Sandra’s Story

by Heather on May 3, 2012

I am 64 years old and was born with Milroy’s Disease as was my mother, grandmother and an uncle.

Being surrounded by others with the same condition led me to believe for my first five or six years that this was the “norm”. I was basically told, “You were born with it, you’ll die with it and in the meantime learn how to live with it…and always wear ‘sensible shoes’.”

I was raised in an era where children did as they were told and accepted whatever their parents said as “law”. No effort was ever made in my early years to seek any kind of medical help. It didn’t exist in the fifties. I didn’t suffer much emotionally during my early years because I was never really teased or bullied by anyone. 

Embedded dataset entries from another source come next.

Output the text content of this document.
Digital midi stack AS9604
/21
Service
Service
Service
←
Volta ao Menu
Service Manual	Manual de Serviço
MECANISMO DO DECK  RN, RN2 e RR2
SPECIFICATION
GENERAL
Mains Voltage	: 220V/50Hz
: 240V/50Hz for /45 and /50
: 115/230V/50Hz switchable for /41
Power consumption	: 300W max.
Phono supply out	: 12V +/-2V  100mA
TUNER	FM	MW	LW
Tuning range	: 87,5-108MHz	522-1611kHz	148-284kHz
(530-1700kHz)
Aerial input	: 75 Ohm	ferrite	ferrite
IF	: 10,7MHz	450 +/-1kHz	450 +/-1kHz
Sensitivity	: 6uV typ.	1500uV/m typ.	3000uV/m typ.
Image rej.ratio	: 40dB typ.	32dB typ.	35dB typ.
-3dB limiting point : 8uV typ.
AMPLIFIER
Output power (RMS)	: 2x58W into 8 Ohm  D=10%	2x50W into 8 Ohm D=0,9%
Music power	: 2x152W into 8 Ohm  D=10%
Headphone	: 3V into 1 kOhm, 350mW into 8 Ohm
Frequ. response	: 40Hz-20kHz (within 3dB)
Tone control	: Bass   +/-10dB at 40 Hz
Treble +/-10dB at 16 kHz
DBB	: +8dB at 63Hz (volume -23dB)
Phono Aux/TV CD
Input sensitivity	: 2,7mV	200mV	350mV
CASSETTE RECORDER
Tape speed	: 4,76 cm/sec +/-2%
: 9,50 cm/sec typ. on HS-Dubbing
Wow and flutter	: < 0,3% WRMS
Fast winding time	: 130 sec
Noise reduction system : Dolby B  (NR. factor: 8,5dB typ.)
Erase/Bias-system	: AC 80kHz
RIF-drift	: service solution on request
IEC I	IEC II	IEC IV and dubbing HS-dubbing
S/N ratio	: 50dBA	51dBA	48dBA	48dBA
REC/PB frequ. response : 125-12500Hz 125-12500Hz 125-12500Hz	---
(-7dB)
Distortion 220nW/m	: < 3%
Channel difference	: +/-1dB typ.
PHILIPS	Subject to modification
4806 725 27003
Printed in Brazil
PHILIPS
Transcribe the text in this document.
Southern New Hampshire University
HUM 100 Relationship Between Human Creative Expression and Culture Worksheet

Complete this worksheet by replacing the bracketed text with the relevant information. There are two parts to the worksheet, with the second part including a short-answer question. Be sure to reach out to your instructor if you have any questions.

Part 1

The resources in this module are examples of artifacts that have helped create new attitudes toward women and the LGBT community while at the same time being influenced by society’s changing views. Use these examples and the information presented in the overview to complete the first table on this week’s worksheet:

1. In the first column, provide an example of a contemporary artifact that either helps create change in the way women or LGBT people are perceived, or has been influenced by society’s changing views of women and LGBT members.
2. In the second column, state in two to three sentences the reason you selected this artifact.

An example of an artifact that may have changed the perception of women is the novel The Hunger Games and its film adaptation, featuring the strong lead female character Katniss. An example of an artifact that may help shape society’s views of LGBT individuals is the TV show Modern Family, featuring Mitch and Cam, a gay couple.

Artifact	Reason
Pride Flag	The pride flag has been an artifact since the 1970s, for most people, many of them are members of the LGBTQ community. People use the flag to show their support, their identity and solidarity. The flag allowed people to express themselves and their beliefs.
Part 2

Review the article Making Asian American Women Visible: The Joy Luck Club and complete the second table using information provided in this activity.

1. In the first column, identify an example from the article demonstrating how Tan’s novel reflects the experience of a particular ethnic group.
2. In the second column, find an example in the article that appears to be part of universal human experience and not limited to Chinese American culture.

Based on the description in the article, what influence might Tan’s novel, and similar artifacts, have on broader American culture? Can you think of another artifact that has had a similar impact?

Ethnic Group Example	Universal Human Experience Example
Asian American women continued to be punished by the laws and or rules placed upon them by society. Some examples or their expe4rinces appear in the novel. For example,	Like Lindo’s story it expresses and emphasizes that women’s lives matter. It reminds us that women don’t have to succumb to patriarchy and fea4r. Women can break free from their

As I approached my twenties the fashion police finally relented and permitted pants suits for women and I could now hide in plain sight with my secret. In my mid thirty’s my family doctor sent me to  a rehab center to be fitted for compression stockings. They were the panty hose from hell. There was no insurance coverage available and at $135.00 a pair I finally gave up after about a year. Because of the discomfort of getting them on, constant laundering and the continual bunching at the ankle and knee I gave up. The cure was worse than the disease. With Milroy’s you are always back at square one in the morning.

I have had 64 years of “accepting” and have had a good and productive life, despite my nasty little mutated gene. I will never know if early treatment would have made any difference in the course my life took but I know that other people with lymphedema deserve a chance to try to return their lives to normal with the treatments now available.